Shared libraries [LWN.net]

Shared libraries

Posted Nov 25, 2025 14:43 UTC (Tue) by gspr (subscriber, #91542)
In reply to: Shared libraries by farnz
Parent article: APT Rust requirement raises questions

> The problem comes with updates. If you update (say) ripgrep to fix a bug, and it uses a new monomorphization, that new monomorphization can rely on a new monomorphization inside a library package, and so on.

Is that likely? Or, is it any more more likely than, say, a bugfix in a classical C library needing to break the ABI?

to post comments

Shared libraries

Posted Nov 25, 2025 14:46 UTC (Tue) by farnz (subscriber, #17727) [Link] (4 responses)

If you're doing the change downstream, then yes it is quite likely - something as "trivial" to upstream as "add a new variant to an error enum" is a new monomorphization, with the resulting need to recompile everything that knows the layout of that enum.

Shared libraries

Posted Nov 25, 2025 14:51 UTC (Tue) by gspr (subscriber, #91542) [Link] (3 responses)

> If you're doing the change downstream, then yes it is quite likely - something as "trivial" to upstream as "add a new variant to an error enum" is a new monomorphization, with the resulting need to recompile everything that knows the layout of that enum.

Definitely. But a similar change in a classical C library would be to return a new error value. That wouldn't technically break the ABI, but it would sure require depending packages to acquire knowledge of the new error value. That would take *more* than just recompiling.

I guess what I'm saying is that this approach doesn't always work, but it's not much worse than the situation for classical C libraries.

Shared libraries

Posted Nov 25, 2025 14:59 UTC (Tue) by farnz (subscriber, #17727) [Link] (2 responses)

Returning a new error value that was previously impossible is an ABI break, in both C and Rust, unless it's clearly documented beforehand that other errors are possible.

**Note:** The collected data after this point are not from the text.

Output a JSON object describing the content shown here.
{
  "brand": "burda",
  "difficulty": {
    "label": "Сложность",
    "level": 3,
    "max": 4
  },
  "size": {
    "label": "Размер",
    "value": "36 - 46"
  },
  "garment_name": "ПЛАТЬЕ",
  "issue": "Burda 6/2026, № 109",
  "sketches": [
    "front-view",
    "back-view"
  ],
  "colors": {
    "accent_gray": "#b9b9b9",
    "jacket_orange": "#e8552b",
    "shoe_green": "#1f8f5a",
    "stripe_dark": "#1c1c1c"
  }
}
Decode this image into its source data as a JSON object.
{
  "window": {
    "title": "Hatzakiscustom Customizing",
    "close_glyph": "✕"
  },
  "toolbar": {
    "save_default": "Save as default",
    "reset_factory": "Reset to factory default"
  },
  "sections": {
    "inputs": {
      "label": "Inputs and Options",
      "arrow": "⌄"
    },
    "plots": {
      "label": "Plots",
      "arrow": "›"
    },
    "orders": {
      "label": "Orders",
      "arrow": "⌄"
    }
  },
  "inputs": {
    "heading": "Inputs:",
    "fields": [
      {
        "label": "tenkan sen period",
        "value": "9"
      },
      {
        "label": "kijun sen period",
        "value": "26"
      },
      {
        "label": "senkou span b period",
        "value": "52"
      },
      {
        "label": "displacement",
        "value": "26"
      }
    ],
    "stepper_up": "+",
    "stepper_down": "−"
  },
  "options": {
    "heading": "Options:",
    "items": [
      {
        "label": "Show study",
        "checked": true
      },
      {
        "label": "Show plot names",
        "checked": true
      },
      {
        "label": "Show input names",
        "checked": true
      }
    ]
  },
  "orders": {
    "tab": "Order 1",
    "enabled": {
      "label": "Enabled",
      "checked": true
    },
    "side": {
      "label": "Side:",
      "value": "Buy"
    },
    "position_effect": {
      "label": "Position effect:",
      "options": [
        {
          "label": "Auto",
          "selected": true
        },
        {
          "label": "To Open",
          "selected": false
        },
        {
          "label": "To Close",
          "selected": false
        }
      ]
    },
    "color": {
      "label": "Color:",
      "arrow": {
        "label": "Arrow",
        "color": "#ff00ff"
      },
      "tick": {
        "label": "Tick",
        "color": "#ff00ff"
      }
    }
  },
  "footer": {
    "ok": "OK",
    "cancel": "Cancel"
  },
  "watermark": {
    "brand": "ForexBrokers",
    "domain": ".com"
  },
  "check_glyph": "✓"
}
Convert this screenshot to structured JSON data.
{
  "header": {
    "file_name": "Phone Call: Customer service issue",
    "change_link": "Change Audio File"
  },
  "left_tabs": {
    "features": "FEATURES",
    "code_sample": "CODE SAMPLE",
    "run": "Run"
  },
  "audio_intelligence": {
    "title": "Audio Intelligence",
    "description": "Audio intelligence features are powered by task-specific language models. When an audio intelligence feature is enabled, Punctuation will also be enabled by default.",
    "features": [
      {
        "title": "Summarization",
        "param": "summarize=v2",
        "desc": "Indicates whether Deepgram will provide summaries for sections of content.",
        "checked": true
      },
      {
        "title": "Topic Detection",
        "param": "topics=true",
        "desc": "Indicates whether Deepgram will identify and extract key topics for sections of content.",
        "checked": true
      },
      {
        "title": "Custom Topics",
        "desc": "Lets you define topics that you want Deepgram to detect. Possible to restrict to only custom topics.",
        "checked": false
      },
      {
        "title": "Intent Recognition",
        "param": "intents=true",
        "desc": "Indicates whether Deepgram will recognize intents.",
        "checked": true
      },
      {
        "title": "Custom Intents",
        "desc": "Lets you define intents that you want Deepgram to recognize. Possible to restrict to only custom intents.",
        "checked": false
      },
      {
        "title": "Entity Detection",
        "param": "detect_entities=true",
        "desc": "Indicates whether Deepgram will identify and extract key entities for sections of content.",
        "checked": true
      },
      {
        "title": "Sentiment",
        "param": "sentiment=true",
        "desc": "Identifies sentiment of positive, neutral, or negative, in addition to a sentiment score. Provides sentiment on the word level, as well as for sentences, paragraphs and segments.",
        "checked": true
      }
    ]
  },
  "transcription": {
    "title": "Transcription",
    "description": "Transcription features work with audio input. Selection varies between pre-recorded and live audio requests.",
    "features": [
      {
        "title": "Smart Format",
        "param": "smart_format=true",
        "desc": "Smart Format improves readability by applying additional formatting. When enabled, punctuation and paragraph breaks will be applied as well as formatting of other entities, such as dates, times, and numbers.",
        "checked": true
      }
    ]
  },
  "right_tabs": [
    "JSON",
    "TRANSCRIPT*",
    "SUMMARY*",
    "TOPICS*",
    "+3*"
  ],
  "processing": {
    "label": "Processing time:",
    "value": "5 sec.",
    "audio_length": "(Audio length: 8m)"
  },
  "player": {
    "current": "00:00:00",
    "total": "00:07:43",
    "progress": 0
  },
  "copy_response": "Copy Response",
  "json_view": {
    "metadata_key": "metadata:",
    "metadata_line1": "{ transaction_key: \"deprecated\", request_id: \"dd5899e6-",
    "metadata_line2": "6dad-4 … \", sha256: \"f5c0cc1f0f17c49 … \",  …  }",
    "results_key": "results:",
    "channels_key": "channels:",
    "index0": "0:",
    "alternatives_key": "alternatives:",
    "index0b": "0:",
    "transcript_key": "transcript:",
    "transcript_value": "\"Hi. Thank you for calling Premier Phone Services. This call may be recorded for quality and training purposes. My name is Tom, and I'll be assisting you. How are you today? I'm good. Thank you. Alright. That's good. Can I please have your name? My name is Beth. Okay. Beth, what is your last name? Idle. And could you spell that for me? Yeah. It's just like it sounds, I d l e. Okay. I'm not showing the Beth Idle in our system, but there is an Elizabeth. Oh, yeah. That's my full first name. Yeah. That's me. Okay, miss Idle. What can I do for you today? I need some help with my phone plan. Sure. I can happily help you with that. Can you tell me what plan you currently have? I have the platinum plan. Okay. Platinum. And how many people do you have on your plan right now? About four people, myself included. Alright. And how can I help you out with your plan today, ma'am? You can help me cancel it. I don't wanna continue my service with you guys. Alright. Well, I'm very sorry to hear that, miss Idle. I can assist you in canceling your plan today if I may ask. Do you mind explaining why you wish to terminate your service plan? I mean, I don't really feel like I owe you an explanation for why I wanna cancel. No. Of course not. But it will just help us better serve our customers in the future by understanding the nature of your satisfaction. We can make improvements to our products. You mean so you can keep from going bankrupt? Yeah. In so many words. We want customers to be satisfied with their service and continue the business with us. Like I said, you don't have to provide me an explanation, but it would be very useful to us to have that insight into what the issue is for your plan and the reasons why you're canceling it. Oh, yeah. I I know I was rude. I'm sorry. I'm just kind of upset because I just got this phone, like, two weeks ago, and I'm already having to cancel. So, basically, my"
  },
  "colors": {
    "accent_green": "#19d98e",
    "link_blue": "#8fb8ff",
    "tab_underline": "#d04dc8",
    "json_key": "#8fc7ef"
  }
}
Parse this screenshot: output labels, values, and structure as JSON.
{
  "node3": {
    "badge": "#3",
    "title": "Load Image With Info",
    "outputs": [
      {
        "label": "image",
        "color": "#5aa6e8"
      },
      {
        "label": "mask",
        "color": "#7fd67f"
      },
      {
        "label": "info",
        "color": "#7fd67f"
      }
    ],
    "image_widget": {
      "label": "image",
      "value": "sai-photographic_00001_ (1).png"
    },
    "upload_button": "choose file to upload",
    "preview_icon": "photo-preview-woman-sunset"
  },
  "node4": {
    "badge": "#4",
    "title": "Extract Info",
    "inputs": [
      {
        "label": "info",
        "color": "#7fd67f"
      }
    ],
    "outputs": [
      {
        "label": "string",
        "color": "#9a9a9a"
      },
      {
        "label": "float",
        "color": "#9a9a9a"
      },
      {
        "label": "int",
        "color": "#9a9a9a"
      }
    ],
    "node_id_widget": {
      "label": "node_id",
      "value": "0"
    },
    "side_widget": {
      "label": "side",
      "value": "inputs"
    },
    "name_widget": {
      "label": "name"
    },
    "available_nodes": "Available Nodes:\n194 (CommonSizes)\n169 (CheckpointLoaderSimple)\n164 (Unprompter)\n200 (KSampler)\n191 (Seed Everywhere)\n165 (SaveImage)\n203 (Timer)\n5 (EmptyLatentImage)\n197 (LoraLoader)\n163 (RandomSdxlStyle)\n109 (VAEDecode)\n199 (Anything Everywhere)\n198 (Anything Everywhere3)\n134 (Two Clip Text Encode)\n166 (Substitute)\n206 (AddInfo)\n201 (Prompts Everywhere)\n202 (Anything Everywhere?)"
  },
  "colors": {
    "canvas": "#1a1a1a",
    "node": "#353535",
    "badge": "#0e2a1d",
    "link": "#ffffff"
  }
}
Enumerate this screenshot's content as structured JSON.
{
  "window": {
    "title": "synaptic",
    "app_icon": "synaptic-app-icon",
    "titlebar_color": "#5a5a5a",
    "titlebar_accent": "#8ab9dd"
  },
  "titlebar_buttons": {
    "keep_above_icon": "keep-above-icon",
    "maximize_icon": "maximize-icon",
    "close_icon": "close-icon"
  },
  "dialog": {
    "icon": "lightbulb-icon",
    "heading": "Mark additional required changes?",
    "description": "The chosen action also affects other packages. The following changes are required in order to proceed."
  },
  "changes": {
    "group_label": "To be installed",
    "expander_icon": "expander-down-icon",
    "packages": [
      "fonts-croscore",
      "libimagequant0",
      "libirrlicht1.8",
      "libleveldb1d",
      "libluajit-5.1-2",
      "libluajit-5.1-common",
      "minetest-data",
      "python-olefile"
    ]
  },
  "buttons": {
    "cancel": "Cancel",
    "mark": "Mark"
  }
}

For example, if I truncate the error value to 8 bits to make it fit an existing struct, because all known error values are under 255, and you introduce error value 256, I've got a problem in C. This gets worse in Rust, because enums aren't just a value, they can carry data, too, so the enum may get larger as a result of the change, and upstream won't care that the old enum compiled by Debian was 72 bytes, and the new one is 80 bytes - especially if compiled with a newer compiler, they're both 64 bytes.

Shared libraries

Posted Nov 25, 2025 15:34 UTC (Tue) by gspr (subscriber, #91542) [Link] (1 responses)

Ok, sure, we have an ABI break for both C and Rust. I'm just saying: the situation doesn't get worse, does it?

Shared libraries

Posted Nov 25, 2025 15:42 UTC (Tue) by farnz (subscriber, #17727) [Link]

It's slightly worse, because years of habit mean that C programmers are used to thinking about whether a change will break distro ABIs; Rust programmers aren't, and because Rust makes it easier to express things that are hard to express in C (sum types, for example), they're more likely to make changes to fix a bug that make the situation worse.

Remember that the state we're in with C is in part because the language requires programmers to get it right, or risk UB, and as a result, C programmers doing security fixes tend to be thinking about all the ways they can accidentally break someone; Rust programmers tend not to be doing that, because the result of breaking someone is a compiler error, not UB.

That cultural difference matters, and is part of why the aim on the Rust side is to have a state where swapping in an incompatible dynamic library is a dynamic linker failure, not UB as it is in C.

Shared libraries

Posted Nov 25, 2025 17:16 UTC (Tue) by ssokolow (guest, #94568) [Link]

Rust has automatic struct packing and niche optimization and, were it not for the need for reproducible builds, the support for randomizing struct layouts to help people catch Hyrum's law mistakes might be on by default.